What Should I Know to Become an Art Director?



 

An art director on a film production is one of the most important individuals with regard to the ultimate aesthetic sensibility and look of the final film. He or she typically works with other concept artists, special effects artists, set designers and dressers, costume makers, and the director and producers on a film to create the visual identity of a movie. The job of an art director is principally a part of the pre-production on a film and ultimately he or she may be one of the earliest crew members brought onto a movie. Despite the importance of this role, however, most art directors are not necessarily film students and artistic ability is commonly more important than a technical understanding of film.

Art directors, sometimes also called production designers, work with pre-visualization crew members and artists to create an overall aesthetic sensibility for a film, prior to the construction of sets, creation of costumes, and any other work. They typically work as or with concept artists to create the visuals that will ultimately be translated, due to the work of dozens or hundreds of other crew members, onto a film screen. This means that most art directors have a strong sense of artistry and the various ways in which different visual styles can affect a finished movie.

An art director typically works with the director or producers on a film to have a sense of what type of feel of visual identity they want the movie to have. The art director then works with other artists to begin turning those ideas and expressions into artistic representations that can then be turned into sets, costumes, props, and other aspects of a film production. This is all usually done during pre-production and the rest of the production and post-production often uses the work of these artists to ensure an overall aesthetic is created.

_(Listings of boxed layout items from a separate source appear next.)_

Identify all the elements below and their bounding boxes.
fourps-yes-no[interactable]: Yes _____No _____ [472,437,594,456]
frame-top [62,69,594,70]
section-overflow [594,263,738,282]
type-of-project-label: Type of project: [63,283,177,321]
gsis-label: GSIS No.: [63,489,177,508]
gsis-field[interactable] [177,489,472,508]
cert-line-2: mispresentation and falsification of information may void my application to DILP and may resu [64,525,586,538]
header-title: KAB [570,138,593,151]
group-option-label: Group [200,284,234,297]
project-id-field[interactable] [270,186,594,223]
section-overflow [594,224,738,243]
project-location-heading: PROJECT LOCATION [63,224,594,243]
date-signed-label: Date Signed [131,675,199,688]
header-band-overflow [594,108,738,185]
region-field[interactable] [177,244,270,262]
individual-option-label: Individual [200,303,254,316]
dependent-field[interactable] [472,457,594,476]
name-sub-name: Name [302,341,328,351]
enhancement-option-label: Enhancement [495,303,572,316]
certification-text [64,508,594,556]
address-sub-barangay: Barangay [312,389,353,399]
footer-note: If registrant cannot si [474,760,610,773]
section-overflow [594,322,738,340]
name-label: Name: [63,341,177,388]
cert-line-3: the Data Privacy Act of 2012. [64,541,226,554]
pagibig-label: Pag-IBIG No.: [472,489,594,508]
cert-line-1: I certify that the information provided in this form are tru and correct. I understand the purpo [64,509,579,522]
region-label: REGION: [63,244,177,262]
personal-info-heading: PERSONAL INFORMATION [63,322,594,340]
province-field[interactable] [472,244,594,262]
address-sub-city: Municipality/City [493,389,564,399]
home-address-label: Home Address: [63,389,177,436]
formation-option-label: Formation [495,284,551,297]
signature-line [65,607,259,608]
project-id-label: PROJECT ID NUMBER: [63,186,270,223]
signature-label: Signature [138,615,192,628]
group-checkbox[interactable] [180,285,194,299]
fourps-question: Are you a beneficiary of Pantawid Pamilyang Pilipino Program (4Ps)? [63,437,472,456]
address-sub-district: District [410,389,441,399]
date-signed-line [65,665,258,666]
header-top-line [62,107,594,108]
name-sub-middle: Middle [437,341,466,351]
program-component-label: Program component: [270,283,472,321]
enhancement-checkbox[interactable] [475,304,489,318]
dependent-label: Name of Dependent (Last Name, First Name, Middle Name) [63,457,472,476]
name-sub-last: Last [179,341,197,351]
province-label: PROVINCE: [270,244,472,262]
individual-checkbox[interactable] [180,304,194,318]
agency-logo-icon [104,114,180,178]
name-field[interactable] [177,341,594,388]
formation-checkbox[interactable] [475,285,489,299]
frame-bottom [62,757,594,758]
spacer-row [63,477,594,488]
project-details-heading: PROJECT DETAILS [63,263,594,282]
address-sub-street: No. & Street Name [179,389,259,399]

Artistic ability is therefore vital to the work that art directors do and many of them have backgrounds in art, with a strong knowledge of film. An art director does not necessarily need to know how to work a camera or properly light a set in order to create the visual style of a film. Other professionals typically come in to realize the work that is created on a page or computer screen and turn the concepts into concrete reality. While an art director should understand film history and have a sense for what other art directors have done in the past, knowledge of aesthetic appeal and artistic influence on a viewer is of utmost importance.